Latest News: Shawn Walker Photo Archives Acquired

Photographer Shawn Walker. Photo by Jenny Walker.The Library of Congress has acquired the archive of photographer Shawn Walker and his collection of photos, ephemera and audio recordings representing the influential Kamoinge Workshop based in Harlem, the Library announced today.

Founded in New York City in 1963, the Kamoinge Workshop is a collective of leading African American photographers, such as Anthony Barboza, Louis Draper, Adger Cowans, Albert Fenner, Ray Francis, Toni Parks, Herb Randall, Herb Robinson, Beuford Smith and Ming Smith. Walker is a founding member and also served as an archivist, helping to preserve the group’s history.

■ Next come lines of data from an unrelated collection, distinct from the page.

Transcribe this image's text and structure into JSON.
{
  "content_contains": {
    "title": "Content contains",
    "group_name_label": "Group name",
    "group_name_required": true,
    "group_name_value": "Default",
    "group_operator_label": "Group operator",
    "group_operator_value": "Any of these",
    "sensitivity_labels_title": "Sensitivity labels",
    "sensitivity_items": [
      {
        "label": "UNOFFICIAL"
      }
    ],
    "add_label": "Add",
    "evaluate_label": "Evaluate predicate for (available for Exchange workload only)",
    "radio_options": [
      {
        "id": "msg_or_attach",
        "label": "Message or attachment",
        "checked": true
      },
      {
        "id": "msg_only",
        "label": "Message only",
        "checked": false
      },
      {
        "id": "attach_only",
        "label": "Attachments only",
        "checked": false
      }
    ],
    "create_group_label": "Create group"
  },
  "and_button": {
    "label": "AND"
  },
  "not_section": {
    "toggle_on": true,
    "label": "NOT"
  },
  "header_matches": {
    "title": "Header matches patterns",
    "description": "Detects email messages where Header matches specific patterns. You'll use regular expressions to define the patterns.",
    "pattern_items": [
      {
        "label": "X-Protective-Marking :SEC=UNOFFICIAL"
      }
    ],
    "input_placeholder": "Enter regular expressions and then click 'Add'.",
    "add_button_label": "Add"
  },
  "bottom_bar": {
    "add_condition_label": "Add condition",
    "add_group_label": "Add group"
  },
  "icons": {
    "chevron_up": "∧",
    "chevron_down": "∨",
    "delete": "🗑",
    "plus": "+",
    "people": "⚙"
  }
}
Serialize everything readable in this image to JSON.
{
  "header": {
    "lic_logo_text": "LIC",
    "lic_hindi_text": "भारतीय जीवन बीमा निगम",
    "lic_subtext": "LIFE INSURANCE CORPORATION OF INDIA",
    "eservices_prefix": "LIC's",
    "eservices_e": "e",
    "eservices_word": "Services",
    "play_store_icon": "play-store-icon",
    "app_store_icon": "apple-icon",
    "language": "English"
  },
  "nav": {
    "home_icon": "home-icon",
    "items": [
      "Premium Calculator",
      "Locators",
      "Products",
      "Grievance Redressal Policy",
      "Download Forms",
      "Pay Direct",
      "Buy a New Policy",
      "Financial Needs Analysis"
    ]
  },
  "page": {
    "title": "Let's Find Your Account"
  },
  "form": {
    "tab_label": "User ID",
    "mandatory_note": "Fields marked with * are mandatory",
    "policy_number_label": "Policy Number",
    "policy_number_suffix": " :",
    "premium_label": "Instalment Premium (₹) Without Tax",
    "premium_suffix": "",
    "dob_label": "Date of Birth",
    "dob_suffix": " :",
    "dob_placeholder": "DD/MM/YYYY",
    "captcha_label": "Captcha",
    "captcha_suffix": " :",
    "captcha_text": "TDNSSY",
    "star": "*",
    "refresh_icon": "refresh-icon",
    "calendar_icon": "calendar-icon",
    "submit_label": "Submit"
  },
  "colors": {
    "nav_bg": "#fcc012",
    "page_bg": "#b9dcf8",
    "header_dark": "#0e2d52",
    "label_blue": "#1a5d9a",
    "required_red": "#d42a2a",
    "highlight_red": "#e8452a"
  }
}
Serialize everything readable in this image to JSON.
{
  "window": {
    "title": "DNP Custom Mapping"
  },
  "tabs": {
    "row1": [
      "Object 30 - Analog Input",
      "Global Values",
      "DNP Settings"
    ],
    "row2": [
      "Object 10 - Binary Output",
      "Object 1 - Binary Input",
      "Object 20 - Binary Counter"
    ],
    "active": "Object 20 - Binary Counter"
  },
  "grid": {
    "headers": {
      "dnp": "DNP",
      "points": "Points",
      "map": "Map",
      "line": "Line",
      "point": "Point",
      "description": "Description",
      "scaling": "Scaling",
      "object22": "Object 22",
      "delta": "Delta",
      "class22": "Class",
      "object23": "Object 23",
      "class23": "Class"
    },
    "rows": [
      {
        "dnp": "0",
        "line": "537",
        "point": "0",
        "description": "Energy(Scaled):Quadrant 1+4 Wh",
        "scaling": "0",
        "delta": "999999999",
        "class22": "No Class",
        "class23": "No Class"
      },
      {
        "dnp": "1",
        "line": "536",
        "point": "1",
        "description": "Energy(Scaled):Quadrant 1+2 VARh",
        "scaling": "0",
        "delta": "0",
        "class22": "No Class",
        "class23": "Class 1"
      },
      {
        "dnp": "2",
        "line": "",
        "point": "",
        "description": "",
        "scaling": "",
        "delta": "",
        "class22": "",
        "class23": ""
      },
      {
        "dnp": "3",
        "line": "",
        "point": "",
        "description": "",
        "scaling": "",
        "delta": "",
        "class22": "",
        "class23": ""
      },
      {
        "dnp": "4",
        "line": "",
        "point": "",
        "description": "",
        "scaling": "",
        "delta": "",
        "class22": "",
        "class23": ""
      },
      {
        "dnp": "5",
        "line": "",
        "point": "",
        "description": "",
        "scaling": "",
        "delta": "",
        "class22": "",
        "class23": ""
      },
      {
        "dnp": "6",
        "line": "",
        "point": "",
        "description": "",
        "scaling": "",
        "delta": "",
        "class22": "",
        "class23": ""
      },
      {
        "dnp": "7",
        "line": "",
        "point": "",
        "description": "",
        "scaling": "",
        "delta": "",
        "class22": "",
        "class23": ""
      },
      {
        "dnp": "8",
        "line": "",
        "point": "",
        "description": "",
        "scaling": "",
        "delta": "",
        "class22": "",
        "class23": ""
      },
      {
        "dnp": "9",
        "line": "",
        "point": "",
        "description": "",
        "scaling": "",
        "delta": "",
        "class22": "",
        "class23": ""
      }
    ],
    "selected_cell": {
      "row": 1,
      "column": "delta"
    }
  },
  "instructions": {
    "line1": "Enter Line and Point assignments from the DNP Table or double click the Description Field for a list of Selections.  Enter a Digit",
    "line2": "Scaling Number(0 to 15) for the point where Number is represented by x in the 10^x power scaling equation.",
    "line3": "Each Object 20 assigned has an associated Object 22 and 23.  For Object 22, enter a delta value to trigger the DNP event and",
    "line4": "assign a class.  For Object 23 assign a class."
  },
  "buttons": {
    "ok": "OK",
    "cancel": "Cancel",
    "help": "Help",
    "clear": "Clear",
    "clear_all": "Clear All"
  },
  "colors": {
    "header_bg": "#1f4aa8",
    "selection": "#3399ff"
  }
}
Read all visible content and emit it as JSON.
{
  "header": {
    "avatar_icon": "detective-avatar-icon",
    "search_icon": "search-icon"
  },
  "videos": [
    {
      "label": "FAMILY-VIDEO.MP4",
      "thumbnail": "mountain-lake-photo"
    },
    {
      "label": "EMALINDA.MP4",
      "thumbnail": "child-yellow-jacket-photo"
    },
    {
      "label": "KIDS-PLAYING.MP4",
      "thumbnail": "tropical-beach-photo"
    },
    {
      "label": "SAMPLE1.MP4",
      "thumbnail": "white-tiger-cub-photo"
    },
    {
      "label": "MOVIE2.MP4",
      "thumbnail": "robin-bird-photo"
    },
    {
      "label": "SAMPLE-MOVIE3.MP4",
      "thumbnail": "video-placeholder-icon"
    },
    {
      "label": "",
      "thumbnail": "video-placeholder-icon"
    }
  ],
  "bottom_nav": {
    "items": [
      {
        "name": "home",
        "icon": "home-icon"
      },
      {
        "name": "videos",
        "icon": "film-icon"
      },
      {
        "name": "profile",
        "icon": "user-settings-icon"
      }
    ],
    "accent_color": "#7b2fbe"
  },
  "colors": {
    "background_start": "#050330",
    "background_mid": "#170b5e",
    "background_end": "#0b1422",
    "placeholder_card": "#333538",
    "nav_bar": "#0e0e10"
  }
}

The Shawn Walker archive contains nearly 100,000 photographs, negatives and transparencies depicting life in Harlem — a pivotal crossroad of African diaspora culture — between 1963 and the present. The Kamoinge collection — generously donated by Walker — consists of nearly 2,500 items, including prints by Kamoinge members such as Barboza, Draper, Smith and others. The Library of Congress worked with the Photography Collections Preservation Project to acquire both the Walker archive and the Kamoinge collection with an electronic finding aid. These materials will join the Library’s other important collections of photography by African Americans such as Gordon Parks, Robert McNeill, Roland Freeman, Dawoud Bey and Walker’s mentor, Roy DeCarava.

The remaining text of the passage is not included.